Something like this:

@retries [10, 100, 1000]
@redis Application.compile_env(redis_module)[:example]

defp save_for_retry(queue, count, headers, payload) do
	# the key to save under
	retry_time = unix_now_ms() + @retries[count - 1]

	# the value
	value = {queue, headers, payload}

	@redis.save(retry_time, value)
end

This means we can handle any period of downtime of the service like during a cluster upgrade and still retry all messages since we won’t need a reliable “tick” time.

Finally, the “checking” and retrying code will look something like this (likely in the same module as the save_for_retry function):

defp tick(channel):
	# get list of all messages scheduled to go out before or equal to now
	to_retry = @redis.get_all_kv_lt_now()

	for {queue, headers, payload} in to_retry:
		# must republish headers so `count` can increase
		Basic.publish(queue, "" =  _direct_exchange, headers, payload)

	schedule_tick(channel)
end

That’s pretty much it. I specifically call out that we are publishing on the direct exchange rather than the original one. This is because if the original exchange was a fanout we would republish to all queues bound to that exchange, not just the one that failed.

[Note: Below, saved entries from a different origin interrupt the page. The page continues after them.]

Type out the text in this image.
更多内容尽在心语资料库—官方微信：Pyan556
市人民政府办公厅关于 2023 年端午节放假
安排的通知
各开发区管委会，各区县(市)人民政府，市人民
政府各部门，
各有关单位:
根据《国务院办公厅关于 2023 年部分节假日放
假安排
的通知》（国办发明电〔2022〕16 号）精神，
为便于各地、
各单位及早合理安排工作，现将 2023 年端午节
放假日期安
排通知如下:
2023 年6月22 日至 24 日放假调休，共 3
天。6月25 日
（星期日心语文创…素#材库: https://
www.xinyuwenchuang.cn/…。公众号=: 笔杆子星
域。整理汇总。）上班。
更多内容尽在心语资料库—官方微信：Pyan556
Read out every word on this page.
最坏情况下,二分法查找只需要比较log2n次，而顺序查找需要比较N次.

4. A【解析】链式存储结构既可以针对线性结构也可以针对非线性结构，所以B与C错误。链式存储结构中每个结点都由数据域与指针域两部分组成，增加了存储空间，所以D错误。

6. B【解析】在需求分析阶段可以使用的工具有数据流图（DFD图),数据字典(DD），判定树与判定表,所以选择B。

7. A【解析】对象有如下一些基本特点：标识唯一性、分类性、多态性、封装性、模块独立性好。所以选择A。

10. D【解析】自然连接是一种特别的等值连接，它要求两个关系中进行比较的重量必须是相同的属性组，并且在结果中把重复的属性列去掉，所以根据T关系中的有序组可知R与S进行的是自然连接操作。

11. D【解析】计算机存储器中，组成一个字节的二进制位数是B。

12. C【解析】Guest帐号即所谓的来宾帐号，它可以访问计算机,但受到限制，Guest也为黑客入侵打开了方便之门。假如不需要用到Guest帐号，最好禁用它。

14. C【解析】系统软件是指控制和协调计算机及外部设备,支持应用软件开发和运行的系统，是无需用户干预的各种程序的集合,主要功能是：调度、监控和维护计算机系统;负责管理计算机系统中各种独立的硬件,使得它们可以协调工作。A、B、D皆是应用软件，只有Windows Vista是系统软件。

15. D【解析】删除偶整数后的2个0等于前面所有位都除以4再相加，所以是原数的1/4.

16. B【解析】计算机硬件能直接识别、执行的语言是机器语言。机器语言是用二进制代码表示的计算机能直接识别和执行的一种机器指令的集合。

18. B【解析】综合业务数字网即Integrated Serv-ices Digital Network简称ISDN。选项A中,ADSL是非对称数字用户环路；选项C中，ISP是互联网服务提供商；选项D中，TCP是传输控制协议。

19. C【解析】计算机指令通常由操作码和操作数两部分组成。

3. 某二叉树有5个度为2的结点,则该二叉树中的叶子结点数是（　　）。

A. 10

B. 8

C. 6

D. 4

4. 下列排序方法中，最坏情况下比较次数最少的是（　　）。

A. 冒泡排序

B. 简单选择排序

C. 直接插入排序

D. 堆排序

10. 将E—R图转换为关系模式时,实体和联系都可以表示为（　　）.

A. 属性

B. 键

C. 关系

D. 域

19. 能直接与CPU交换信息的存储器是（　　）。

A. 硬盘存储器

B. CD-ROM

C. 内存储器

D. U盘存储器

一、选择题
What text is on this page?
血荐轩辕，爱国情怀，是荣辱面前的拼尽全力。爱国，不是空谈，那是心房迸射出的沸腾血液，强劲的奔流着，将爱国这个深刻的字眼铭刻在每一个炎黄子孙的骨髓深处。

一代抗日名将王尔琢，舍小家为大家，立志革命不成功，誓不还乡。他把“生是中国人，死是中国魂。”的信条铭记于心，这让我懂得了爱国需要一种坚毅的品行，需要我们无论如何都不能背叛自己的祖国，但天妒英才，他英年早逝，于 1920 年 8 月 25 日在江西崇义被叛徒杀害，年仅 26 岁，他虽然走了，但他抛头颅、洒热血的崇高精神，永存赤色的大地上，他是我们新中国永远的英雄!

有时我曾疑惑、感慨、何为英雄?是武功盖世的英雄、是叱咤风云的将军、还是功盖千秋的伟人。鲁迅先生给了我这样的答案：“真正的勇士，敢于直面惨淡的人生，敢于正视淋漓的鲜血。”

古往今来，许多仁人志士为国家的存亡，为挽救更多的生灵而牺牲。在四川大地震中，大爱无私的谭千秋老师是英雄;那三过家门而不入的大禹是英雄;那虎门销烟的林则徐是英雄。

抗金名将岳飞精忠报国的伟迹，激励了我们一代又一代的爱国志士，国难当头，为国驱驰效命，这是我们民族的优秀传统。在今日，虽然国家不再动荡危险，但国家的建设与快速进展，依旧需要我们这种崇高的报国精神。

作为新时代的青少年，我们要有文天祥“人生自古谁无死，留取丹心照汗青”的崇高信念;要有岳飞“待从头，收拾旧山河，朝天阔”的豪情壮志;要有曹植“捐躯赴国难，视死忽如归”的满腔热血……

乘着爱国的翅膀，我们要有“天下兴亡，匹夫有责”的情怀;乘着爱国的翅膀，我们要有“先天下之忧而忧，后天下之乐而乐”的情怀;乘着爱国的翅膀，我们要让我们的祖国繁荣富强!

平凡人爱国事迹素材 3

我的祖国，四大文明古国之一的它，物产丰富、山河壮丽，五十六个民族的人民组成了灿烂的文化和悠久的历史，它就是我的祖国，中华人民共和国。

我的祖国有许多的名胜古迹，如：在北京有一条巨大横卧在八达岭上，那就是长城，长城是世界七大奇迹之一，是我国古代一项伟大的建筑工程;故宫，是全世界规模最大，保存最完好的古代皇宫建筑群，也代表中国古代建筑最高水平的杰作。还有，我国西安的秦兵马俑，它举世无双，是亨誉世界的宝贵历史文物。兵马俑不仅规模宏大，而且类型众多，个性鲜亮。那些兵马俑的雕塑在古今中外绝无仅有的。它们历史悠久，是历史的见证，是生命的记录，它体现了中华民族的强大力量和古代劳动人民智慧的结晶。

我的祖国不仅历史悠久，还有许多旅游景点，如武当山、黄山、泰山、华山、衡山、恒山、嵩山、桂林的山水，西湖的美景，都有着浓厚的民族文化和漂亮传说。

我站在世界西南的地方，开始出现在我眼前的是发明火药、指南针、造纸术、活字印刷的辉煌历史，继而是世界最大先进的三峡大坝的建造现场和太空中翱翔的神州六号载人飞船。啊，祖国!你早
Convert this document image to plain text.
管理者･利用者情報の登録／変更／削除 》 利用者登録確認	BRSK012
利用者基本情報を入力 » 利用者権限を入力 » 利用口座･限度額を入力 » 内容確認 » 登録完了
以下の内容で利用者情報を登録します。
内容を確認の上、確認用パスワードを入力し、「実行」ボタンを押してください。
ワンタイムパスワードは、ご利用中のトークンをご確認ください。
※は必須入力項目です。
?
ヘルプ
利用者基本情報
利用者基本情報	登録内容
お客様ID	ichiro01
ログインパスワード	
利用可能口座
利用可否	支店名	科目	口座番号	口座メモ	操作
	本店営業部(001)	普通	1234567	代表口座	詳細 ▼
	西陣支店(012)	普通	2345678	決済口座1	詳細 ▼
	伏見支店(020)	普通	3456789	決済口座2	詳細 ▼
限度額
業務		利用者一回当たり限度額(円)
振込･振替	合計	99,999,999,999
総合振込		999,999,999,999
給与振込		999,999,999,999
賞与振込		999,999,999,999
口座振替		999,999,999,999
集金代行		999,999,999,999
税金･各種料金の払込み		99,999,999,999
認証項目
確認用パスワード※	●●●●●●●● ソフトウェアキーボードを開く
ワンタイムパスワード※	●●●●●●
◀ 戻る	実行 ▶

Changes To Existing Services

As mentioned in the requirements, the service we pseudo implemented above is intended to be simple and generic. Luckily, even though we use a few languages at Community, they all use wrapper libraries, so we can make the developer facing change a simple “opt-in” boolean like dlx: true.

The wrapper libraries themselves have slightly tweaked “consume” functions.

defp consume(channel, tag, headers, payload) do
	# do normal work
	do_work(payload)

# now we want to catch the exception rather than bubble up
rescue
	exception ->
		:ok = Basic.reject(channel, tag, requeue: false)
		IO.puts "dead lettering #{payload}"
end

Manual Labor

Now there is unfortunately one manual “operator” step required when turning on dead lettering for an existing service. This stems from the idempotent nature of queues. Whenever a consumer opens a connection and channel, it doesn’t check if the queue it wants to consume from exists, it just declares it. This operation is idempotent and therefore always creates a queue if it doesn’t exist already. However, if the queue already exists, you can not change the attributes/properties of it; if you try, you will get a 406 - PRECONDITION_FAILED. We need to set the x-dead-letter-exchange property of the queue to tell Rabbit to put a rejected message on the dlx exchange (and therefore route to our service). We bounced around a handful of ideas to best approach this problem, but the easiest we could think of was: write a doc and make an alert.

The doc explains how to migrate an existing service to have dead lettering:

  • Change the queue name (e.g. add a _with_dlx suffix)
  • Update your message wrapper version to at least version x.y.z
  • Toggle the dlx option (dlx: true)
  • Deploy
  • Delete the old queue in the console by hand

This last step is the most important. If the old queue remains, it will continue to receive messages from the fanout exchanges and will eventually slow the entire RabbitMQ cluster down. Hence, the alert… we want to know if there are any queues without consumers, but we don’t want it to accidentally go off during an expected interruption like a rolling upgrade.

Something like this (the world’s first pseudo alert?):

SUM(CONSUMER COUNT) BY QUEUE_NAME FOR 15 MINUTES == 0

This will only alert if there have been no consumers on the queue for the past 15 minutes.

Conclusion

We have had this system running for the past ~6-9 months now on almost all of our clusters. It has saved us ~1-5 alerts per month from going off and still provides a very rare but real alert for a bad message.